Conservation & Environment
Conservation is central to our existence – we are dependent on this unique ecosystem for everything that we do. But more and more, the reverse is also true; as beneficiaries of the wildlife in the National Park, we have a responsibility to ensure that the environment remains healthy. And as a large employer, the safari industry also has the opportunity to make this happen. We support CSL and actively assist with anti-poaching and anti-snaring activities. In fact, we believe so strongly CSL’s approach to conservation, that we donate half of your Luangwa Conservation and Community Fund donations (the small charge that we add to each guest’s bill) to CSL.
Solar Water Heating:
Our biggest and most exciting environmental project the recent installation of a solar water heating system to provide hot water to all the safari tents! It was designed and built in Italy, then disassembled and shipped in a container to Mozambique (via Malaysia!?), before coming overland to Flatdogs! Since the sun is our most abundant resource, solar energy makes good sense but it also means that we don’t need to collect fire wood which is much better for the environment. In Zambia, illegal firewood collection and charcoal production have destroyed large areas of woodland. And while we have never cut down trees for firewood, even collecting fallen branches damages the ecosystem because it removes the habitat for a large variety of decomposers.
Cooking for the staff:
Traditionally, people in the local area cook in pans balanced on mopane branches and bricks. This is not only inefficient, as most of the heat escapes, but every year children are badly burned when pots of hot water fall off the fire. We bought a ‘Save 80’ stove for our staff cook which uses small pieces of wood and burns very efficiently saving 80% of the firewood normally consumed. However, the stove wasn’t big enough for the large pot of nsima….so using the same design we have converted two 44 gallon drums and made our own. If you would like to see our home-made Save 80s (we’re very proud of them!), please ask Ade or Harold.
These have been such a success with our staff, that many are requesting them for their own homes! We’ve built a couple more which are being used at Tribal Textiles who cook for well over 100 people each day.
Sustainable Building Products:
We also do our bit for the environment by building from sustainable materials (all the buildings at Mfuwe Secondary are in concrete blocks rather than bricks which have to be fired using large amounts of firewood) and using threatened resources – such as mopane wood – very sparingly. We recently brought in pressure-treated gum-poles and composite decking for the Croc’s Nest from South Africa, rather than using local poles and decking made from local trees, since they dont require local trees to be cut down, damaging the fragile habitat that supports the wildlife and last much longer and are therefore better for the environment.
Tree Planting Scheme:
Working with Project Luangwa we have put together a tree planting scheme for volunteers to take into schools. We’re hope to encourage local kids to grow up understanding the value of trees and to plant and nurture indigenous trees so that we can continue to re-stock the amazing forests that surround us and are in threat. Deforestation for firewood (or charcoal) has degraded huge areas of the Luangwa Valley and we are keen to do our bit to reverse that trend.

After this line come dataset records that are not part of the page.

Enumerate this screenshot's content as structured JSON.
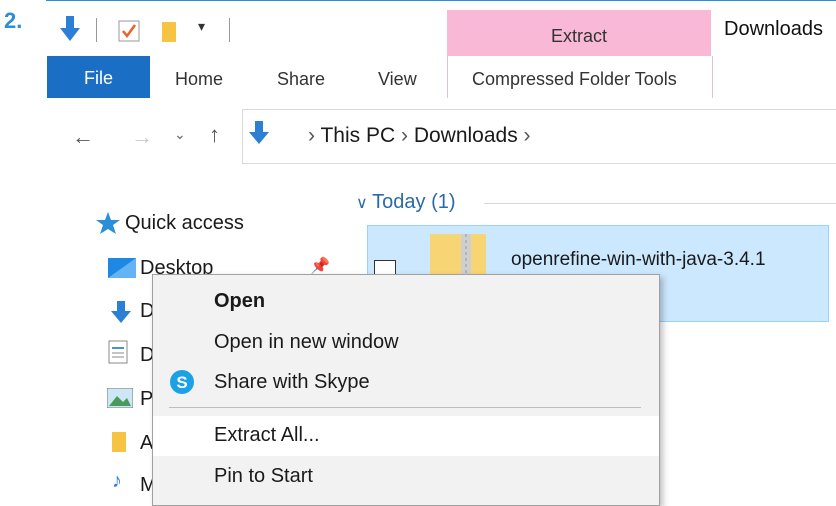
{
  "step_number": "2.",
  "window": {
    "title": "Downloads"
  },
  "ribbon": {
    "contextual_header": "Extract",
    "tabs": [
      {
        "label": "File"
      },
      {
        "label": "Home"
      },
      {
        "label": "Share"
      },
      {
        "label": "View"
      },
      {
        "label": "Compressed Folder Tools"
      }
    ]
  },
  "address_bar": {
    "path": [
      "This PC",
      "Downloads"
    ]
  },
  "nav_pane": {
    "quick_access": "Quick access",
    "items": [
      {
        "label": "Desktop"
      },
      {
        "label": "D"
      },
      {
        "label": "D"
      },
      {
        "label": "P"
      },
      {
        "label": "A"
      },
      {
        "label": "M"
      }
    ]
  },
  "content": {
    "group_header": "Today (1)",
    "file": {
      "name": "openrefine-win-with-java-3.4.1"
    }
  },
  "context_menu": {
    "items": [
      {
        "label": "Open"
      },
      {
        "label": "Open in new window"
      },
      {
        "label": "Share with Skype"
      },
      {
        "label": "Extract All..."
      },
      {
        "label": "Pin to Start"
      }
    ]
  },
  "icons": {
    "quick_access_star": "star-icon",
    "down_arrow": "download-arrow-icon",
    "skype": "skype-icon"
  },
  "colors": {
    "accent": "#1a6fc4",
    "contextual": "#f9b8d5",
    "selection": "#cce8ff",
    "step": "#2b8ed8"
  }
}
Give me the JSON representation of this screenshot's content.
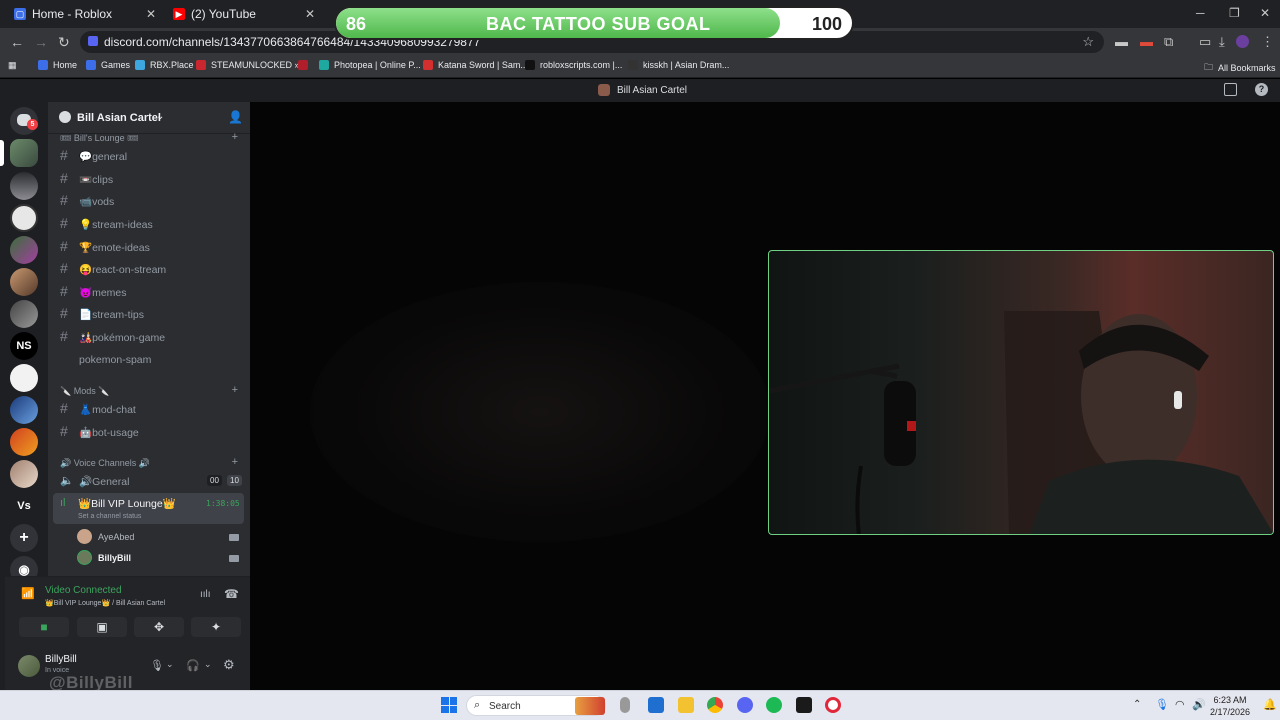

We currently partner with the Community Resource Board (CRB) and finance their forest guard intiative, employing local people to protect their own resources. We hope to extend this to all safari lodges in the area.
On top of the above Flatdogs has entered into an agreement with the Chief to encourage conservation locally by keeping the land adjoining Flatdogs’ boundaries as conservation areas. Fishing and development are prevented and we therefore ensure that a large patch of land along the river is protected for the sole use of wildlife. In a region where development is putting the ecosystem under increasing pressure, we are very keen to protect wildlife havens whenever possible, and give the local community some benefit financially.
We are lucky to have a clean supply of water from our bore-hole that is both safe to drink, and actually tastes nice! But we are aware of the scarcity of clean drinking water in many areas so we use it responsibly – we have fitted ball-valves on as many of our water tanks as possible to prevent overflow.We also use cleaning products which are environmentally friendly and all our septic tanks now have soak-a-ways so waste water is cleaned and filtered before being returned to the soil. We have a grey-water filter to our laundry water outlet allowing the waste water to help with the growth of vegetation and not hinder it!
Waste and Recycling:
Anyone who has visited a developing country before will remember smiling at the astonishing way that people make use of everything – very little goes to waste out here! In camp, we always think about the secondary uses of all materials before throwing anything away; all ‘green’ kitchen waste goes to the garden as compost for the vegetable patch, jars are saved to store dry goods during the rainy months and plastic bottles are used to make ice blocks.